Gurdjieff did not bring a 'new idea of God'; what he did was to introduce the spirit of Sufism into the Western world of Christianity and in this way bringing East and West closer to each other. His own vision was so clear that he did not need the support of a tradition to deliver his message. He said many things clearly using the language of his time. Our job is to find out our own expressions in the language of our time. Gurdjieff's message is often misunderstood when the direction towards 0neness and God is not taken into consideration.

Agi: That's it! I am often, not always, but often, surprised when I meet people who are 'in the Work' or 'following Gurdjieff' and it becomes evident after a short discussion that they are searching for themselves, away from unity, instead of turning away from the self and finding the 'centre of the circle', 'spritualizing the ego' as Trungpa put it. It reminds me of the story of a pilgrim, who thought he was on his way to Mecca and when he asked for the way was told: 'I am afraid that you will not reach Mecca, because the road you are on is heading towards Turkestan'.

Reijo: It shows how a teaching can literally become its opposite and this applies not only to all groups, but also to every one of us. It also shows how important it is to get the first thing right, or at least to get one thing right, like getting to know how to make coffee!

Agi: After your long time with the Gurdjieff ideas and your experience now with GIG how would you describe the essence in Gurdjieff's message?

Reijo: Gurdjieff said jokingly that he was dealing with solar energy. We are entangled in our 'earthly' small circles. The misunderstanding of Self-Remembering is one that would be good to diminish. First it is important to understand what self-remembering means. Gurdjieff asked: "when you remember yourself, which self do you remember?" As we are, we do not know ourselves, and we have no change 'of remembering the right self', but we have an idea, a concept, in our head that we know what it is and what it means, and this cuts us off.

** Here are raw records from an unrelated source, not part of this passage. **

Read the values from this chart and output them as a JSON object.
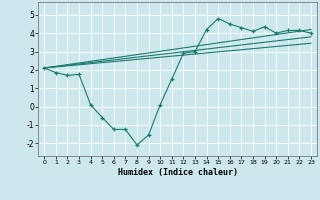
{
  "title": "",
  "xlabel": "Humidex (Indice chaleur)",
  "ylabel": "",
  "bg_color": "#cce8ed",
  "line_color": "#1a7a6e",
  "xlim": [
    -0.5,
    23.5
  ],
  "ylim": [
    -2.7,
    5.7
  ],
  "xticks": [
    0,
    1,
    2,
    3,
    4,
    5,
    6,
    7,
    8,
    9,
    10,
    11,
    12,
    13,
    14,
    15,
    16,
    17,
    18,
    19,
    20,
    21,
    22,
    23
  ],
  "yticks": [
    -2,
    -1,
    0,
    1,
    2,
    3,
    4,
    5
  ],
  "curve1_x": [
    0,
    1,
    2,
    3,
    4,
    5,
    6,
    7,
    8,
    9,
    10,
    11,
    12,
    13,
    14,
    15,
    16,
    17,
    18,
    19,
    20,
    21,
    22,
    23
  ],
  "curve1_y": [
    2.1,
    1.85,
    1.7,
    1.75,
    0.1,
    -0.6,
    -1.25,
    -1.25,
    -2.1,
    -1.55,
    0.1,
    1.5,
    2.9,
    3.0,
    4.2,
    4.8,
    4.5,
    4.3,
    4.1,
    4.35,
    4.0,
    4.15,
    4.15,
    4.0
  ],
  "line1_x": [
    0,
    23
  ],
  "line1_y": [
    2.1,
    4.2
  ],
  "line2_x": [
    0,
    23
  ],
  "line2_y": [
    2.1,
    3.8
  ],
  "line3_x": [
    0,
    23
  ],
  "line3_y": [
    2.1,
    3.45
  ]
}
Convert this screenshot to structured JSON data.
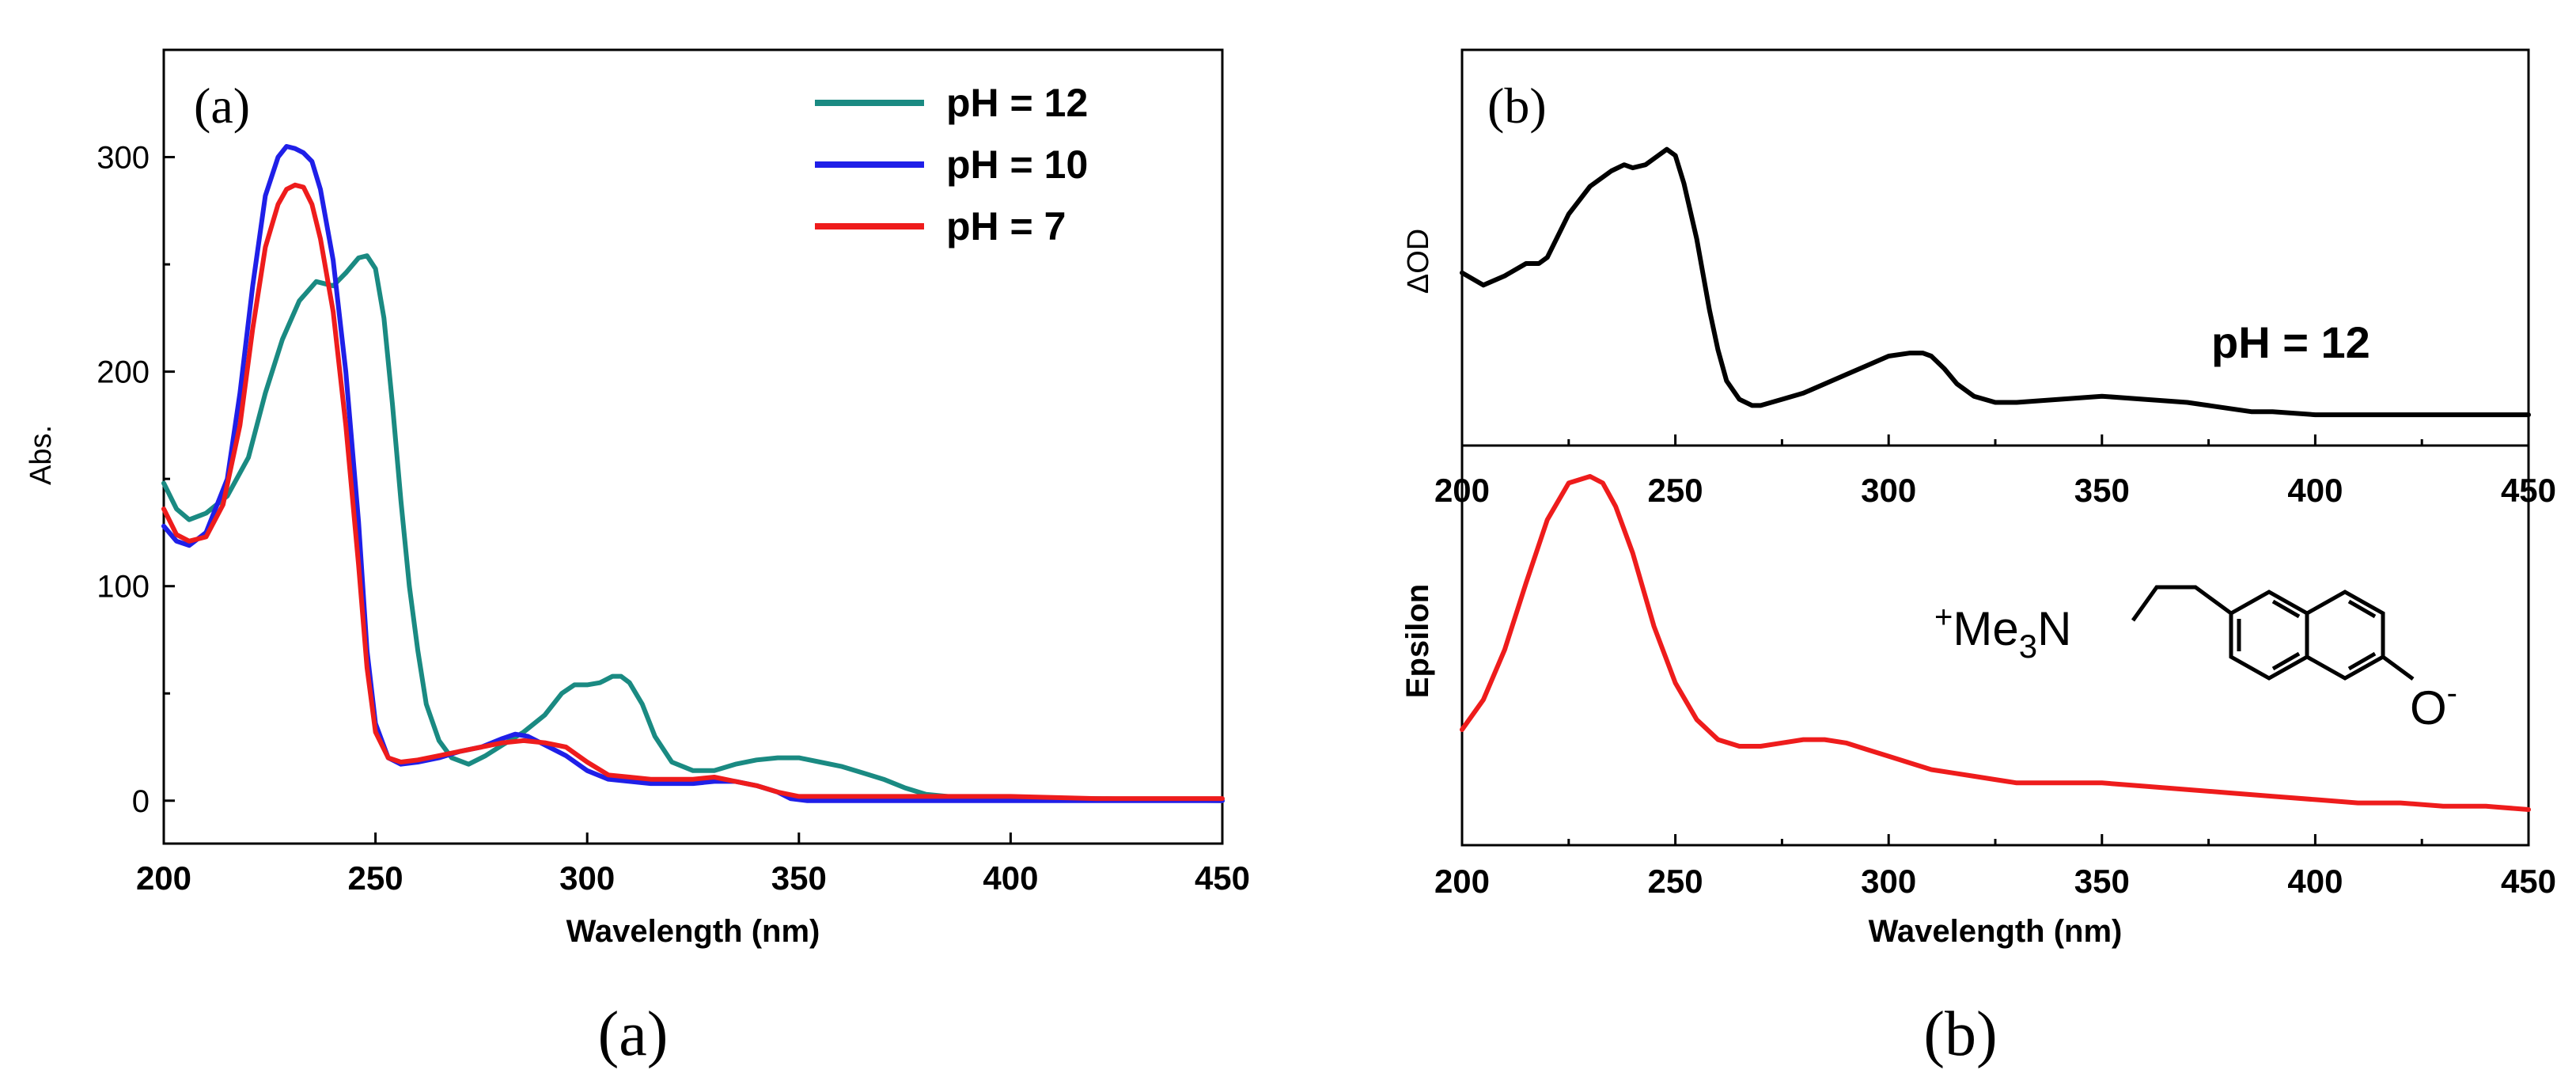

Instead of 'Self-Remembering' I would suggest 'upgrading' it to the practise of 'Remembrance of God'. To remember God we must know God. We can not know God with our 'moving parts', our functions, our centers; no concepts or images can help us - they are not possible.

John the Baptist was needed as the witness to prepare the way, but his head was cut off when it was no longer needed.

The Christians who knew said: "God is always present, but we are not." The Sufis have said: "If you seek yourself, you will never find God." It is up to us to verify if these claims are right or wrong. Abd al-Qadir al-Jilani (1077-1166) wrote in the "Secret of Secrets", that we all remember according to our ability, and continued: "At every spiritual level the remembrance is different. It has another name, it has another character, another way. Only the ones who are at each level know its proper remembrance."

The task becomes to find the one who knows. I know from experience that when the pupil is ready, the teacher will appear. Maybe your time has come. I wish you all good luck!